Implications for practice
We have argued that potentially useful positive feedback about UK health services may be unattended on a substantial scale, if healthcare providers allocate insufficient resources to analysing feedback in ways that lead to change, and focus on concerns and complaints rather than positive evaluations.6 In some of the positive feedback examples described in our paper, there were clear ambiguities, such as mixed feedback where there was no clear separation between positive and negative elements, and grateful feedback where the target of gratitude was not clear. In a system that has resource limitations for feedback processing, then these kinds of ambiguity may limit their value for improving service quality, by requiring substantial analyst capacity to process. People who commission and implement feedback collection systems should consider raising the value of feedback by prioritising changes that reduce unnecessary ambiguity, for example, by asking what it was about a service that made a difference, and what it was about the person and their personal situation that meant this was helpful for them.

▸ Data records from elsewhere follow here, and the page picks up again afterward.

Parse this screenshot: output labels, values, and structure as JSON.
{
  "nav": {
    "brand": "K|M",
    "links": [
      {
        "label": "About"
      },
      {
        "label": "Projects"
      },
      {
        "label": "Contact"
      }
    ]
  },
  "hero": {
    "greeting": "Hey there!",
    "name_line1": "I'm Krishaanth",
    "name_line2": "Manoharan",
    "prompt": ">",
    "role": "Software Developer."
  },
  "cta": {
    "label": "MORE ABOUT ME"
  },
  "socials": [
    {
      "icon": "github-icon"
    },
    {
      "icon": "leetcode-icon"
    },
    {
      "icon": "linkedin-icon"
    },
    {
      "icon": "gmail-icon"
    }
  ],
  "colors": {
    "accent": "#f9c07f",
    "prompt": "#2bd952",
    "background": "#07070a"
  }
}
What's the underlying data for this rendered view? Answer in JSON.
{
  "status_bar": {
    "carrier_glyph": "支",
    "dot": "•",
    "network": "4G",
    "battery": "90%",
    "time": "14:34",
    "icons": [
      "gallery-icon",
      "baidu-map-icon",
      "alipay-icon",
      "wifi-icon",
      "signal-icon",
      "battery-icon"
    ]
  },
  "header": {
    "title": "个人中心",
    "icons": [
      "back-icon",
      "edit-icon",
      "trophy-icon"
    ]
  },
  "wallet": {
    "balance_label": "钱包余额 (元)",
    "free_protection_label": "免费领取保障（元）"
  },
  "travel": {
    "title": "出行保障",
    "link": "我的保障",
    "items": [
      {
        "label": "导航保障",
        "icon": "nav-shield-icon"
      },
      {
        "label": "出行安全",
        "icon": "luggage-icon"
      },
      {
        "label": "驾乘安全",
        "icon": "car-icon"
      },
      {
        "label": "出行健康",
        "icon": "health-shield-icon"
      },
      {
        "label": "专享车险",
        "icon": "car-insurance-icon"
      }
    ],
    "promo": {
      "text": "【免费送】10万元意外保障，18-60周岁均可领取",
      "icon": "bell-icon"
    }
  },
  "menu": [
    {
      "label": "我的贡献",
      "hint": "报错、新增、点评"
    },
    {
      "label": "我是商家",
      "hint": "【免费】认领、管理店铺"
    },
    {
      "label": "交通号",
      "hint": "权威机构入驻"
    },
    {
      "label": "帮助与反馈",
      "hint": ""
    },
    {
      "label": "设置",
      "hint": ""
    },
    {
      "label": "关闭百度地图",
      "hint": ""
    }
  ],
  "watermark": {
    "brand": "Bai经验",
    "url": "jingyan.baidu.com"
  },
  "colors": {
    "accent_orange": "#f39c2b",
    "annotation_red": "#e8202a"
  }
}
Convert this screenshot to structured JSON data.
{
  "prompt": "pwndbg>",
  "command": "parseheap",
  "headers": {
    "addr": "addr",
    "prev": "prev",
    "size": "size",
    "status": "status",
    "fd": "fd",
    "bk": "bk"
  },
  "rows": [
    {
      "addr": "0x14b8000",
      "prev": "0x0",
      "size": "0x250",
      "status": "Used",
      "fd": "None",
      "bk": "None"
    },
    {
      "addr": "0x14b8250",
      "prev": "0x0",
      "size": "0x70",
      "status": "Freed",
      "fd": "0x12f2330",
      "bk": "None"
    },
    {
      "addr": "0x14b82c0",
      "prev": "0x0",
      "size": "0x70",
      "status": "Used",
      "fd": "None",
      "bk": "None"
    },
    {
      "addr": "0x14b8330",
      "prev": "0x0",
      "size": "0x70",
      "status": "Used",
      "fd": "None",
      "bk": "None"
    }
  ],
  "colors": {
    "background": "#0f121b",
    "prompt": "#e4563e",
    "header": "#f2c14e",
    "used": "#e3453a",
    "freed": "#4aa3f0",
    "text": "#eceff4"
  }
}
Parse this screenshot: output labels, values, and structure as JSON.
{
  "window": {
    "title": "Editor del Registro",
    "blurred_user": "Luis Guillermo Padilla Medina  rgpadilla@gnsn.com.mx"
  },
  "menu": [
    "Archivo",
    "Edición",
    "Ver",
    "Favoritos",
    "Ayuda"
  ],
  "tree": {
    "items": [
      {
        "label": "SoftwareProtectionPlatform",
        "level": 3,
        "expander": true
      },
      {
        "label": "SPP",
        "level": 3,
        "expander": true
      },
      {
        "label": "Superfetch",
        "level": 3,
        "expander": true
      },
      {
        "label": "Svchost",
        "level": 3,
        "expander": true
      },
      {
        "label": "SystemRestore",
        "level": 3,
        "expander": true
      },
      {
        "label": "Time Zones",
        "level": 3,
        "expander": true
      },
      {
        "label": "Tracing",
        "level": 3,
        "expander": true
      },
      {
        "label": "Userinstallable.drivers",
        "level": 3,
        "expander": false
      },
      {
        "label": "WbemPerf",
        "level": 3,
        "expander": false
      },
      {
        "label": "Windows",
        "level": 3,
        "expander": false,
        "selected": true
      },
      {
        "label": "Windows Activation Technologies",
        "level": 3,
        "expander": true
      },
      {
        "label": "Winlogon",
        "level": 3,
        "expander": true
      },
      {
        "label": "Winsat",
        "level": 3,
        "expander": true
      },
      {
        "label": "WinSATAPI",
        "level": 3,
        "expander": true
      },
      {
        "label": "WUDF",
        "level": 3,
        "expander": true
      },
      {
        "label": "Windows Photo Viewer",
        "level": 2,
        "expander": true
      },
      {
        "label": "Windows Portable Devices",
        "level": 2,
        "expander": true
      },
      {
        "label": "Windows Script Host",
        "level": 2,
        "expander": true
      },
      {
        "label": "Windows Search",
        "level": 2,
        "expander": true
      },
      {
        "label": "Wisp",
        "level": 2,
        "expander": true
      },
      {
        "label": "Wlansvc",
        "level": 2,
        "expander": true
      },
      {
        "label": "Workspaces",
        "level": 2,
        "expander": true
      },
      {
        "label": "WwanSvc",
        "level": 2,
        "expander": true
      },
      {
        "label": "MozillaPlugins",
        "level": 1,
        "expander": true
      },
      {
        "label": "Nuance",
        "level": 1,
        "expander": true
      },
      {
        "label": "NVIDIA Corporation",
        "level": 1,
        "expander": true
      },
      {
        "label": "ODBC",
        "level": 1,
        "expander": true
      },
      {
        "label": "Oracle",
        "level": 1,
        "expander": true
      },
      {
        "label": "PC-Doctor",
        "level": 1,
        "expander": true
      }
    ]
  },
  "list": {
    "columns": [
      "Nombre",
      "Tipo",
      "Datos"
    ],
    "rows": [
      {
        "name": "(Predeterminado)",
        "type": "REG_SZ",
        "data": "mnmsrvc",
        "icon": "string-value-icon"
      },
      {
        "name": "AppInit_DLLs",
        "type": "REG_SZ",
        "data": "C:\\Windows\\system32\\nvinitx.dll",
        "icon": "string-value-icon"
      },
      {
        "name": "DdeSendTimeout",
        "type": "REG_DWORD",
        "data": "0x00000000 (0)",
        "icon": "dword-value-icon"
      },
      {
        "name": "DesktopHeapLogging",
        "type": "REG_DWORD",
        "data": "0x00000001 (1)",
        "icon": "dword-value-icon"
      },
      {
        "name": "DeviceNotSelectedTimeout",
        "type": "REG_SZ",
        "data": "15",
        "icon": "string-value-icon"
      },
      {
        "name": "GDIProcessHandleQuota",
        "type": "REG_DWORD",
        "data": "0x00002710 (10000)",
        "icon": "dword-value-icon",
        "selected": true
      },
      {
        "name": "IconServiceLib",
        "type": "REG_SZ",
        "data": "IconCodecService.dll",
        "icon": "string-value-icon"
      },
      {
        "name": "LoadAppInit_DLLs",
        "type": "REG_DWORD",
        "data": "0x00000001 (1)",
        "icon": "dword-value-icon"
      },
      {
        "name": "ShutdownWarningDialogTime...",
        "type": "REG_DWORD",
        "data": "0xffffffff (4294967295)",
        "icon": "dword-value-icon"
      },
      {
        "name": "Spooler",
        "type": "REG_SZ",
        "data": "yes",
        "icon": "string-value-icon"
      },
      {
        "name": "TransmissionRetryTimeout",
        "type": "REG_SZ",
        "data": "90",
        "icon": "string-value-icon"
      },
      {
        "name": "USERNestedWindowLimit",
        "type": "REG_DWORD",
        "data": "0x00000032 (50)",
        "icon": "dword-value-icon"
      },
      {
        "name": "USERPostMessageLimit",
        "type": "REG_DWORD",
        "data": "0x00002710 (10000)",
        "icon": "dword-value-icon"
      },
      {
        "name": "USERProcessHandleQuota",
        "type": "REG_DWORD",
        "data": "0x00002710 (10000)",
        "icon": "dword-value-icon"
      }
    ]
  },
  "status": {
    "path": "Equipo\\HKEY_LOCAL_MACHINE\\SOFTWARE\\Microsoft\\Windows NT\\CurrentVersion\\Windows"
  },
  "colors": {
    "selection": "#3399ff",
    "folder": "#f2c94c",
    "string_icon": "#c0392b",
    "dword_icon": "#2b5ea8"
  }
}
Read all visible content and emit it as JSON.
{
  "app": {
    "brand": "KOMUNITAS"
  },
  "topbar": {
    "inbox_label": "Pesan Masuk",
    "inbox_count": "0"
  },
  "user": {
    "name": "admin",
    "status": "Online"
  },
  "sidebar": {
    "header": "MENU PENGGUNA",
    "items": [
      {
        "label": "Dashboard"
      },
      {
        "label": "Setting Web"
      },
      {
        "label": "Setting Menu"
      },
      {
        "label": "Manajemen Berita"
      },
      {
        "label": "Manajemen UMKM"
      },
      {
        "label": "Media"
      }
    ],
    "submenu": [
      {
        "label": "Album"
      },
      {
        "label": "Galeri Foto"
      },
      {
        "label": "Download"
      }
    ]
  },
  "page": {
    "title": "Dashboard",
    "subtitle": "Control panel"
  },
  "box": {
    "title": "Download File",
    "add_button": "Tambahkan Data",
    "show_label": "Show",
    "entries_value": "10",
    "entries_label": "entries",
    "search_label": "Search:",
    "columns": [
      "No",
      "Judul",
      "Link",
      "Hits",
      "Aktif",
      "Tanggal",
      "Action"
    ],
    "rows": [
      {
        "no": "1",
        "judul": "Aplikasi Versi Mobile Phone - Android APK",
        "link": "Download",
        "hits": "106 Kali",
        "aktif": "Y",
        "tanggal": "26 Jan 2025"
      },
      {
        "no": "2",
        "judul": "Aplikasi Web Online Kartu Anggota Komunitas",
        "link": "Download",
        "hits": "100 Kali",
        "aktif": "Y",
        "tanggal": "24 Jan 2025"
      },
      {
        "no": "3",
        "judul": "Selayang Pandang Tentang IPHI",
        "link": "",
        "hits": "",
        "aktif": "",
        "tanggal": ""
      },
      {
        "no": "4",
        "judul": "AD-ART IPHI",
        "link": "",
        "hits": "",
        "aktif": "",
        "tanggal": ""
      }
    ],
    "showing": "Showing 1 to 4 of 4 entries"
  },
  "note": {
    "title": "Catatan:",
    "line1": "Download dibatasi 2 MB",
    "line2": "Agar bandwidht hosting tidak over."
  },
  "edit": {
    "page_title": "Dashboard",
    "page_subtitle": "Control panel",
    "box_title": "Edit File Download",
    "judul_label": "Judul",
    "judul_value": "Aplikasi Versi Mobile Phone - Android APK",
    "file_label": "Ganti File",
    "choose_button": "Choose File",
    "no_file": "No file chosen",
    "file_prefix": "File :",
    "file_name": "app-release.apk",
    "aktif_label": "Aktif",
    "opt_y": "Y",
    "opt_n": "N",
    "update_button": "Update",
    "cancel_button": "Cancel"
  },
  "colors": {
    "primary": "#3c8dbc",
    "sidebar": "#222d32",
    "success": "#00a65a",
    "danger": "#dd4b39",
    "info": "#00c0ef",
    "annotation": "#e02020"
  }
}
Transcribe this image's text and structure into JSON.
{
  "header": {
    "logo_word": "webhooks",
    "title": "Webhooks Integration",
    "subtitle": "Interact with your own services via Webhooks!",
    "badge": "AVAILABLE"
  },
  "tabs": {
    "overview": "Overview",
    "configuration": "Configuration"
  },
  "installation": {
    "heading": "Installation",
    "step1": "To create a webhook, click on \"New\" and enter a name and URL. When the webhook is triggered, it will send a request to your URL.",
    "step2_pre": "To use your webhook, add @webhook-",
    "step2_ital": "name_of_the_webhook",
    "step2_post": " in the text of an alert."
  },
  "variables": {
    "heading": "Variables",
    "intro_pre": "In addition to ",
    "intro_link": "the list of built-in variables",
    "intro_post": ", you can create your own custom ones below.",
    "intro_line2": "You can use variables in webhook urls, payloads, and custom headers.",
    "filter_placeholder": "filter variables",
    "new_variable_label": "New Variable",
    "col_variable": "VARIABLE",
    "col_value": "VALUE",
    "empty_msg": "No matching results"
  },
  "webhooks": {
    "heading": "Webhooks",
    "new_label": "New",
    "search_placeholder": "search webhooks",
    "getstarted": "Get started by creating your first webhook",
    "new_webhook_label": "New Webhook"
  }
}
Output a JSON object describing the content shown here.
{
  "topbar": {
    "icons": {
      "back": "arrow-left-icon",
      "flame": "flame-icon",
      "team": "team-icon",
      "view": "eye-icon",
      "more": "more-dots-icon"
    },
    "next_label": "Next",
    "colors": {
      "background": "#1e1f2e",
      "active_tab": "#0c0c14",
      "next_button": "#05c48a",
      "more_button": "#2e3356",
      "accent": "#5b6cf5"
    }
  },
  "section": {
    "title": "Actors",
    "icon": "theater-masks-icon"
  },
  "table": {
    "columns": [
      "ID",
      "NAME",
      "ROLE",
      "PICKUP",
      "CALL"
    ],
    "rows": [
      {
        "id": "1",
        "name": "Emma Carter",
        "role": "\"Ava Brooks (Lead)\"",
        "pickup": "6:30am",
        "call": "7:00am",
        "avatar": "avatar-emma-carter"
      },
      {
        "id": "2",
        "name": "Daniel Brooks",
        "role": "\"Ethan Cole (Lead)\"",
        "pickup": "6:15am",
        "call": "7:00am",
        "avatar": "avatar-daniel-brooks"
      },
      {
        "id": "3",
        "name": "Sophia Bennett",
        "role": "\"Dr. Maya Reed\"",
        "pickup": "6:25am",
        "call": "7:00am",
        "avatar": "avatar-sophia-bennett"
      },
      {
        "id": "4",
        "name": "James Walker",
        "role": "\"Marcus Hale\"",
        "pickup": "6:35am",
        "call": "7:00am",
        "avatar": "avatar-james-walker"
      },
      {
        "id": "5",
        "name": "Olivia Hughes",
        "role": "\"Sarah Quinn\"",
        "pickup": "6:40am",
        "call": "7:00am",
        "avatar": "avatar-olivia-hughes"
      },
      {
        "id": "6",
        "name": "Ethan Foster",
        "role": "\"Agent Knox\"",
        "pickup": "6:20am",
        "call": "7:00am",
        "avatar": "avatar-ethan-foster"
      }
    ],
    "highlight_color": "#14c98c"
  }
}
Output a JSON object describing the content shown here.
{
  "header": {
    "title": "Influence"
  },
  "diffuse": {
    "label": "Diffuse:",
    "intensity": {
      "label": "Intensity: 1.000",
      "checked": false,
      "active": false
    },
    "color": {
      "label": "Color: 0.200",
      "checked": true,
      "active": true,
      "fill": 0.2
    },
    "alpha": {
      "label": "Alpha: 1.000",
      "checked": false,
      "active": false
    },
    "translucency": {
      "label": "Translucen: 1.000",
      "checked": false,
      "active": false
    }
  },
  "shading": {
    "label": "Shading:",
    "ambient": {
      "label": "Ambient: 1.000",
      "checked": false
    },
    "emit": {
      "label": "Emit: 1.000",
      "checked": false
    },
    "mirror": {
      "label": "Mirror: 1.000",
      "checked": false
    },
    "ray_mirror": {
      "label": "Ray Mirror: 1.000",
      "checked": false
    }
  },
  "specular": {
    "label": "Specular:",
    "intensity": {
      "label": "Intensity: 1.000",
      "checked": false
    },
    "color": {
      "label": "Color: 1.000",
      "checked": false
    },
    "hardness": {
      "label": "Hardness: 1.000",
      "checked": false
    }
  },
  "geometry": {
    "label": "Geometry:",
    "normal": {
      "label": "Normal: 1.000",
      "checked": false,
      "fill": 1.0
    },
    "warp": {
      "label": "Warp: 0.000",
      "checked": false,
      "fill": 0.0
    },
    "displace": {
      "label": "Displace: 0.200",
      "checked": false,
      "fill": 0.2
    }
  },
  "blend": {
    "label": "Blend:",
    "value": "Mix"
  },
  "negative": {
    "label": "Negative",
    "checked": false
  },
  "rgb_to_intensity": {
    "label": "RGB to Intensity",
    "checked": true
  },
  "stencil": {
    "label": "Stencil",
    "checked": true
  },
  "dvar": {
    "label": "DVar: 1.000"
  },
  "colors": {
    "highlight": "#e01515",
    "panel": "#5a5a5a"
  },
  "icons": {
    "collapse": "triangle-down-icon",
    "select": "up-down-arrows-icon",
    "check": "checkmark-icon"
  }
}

We have noted however that some contributors have chosen to provide feedback in the form of reflective narratives. In examples that we have inspected, being enabled to provide feedback as a narrative has allowed a contributor to make a clear and contextualised statement about what worked for them, and why, at a point in time when they understand and felt ready to share these experiences, rather than at a time and in a form predetermined by health services. This is particularly critical for mental health services, where attitudes to treatment can continue to change in the years after treatment,24 perhaps underpinned by a developing personal understanding around mental health. Some approaches to reducing ambiguity, such as more structured data collection questions, might reduce the potential for narrative feedback to be contributed, perhaps precluding some valuable insights. Hence, service designers will need to examine how to negotiate trade-offs in the design and implementation of feedback collection services, between reducing ambiguity, and maximising narrative richness. Because of the challenges of processing ambiguous or narrative data, then groups tasked with making use of service user feedback should carefully plan to optimise the human resources needed within their resource constraints, for example by providing narrative analysis and interpretation training.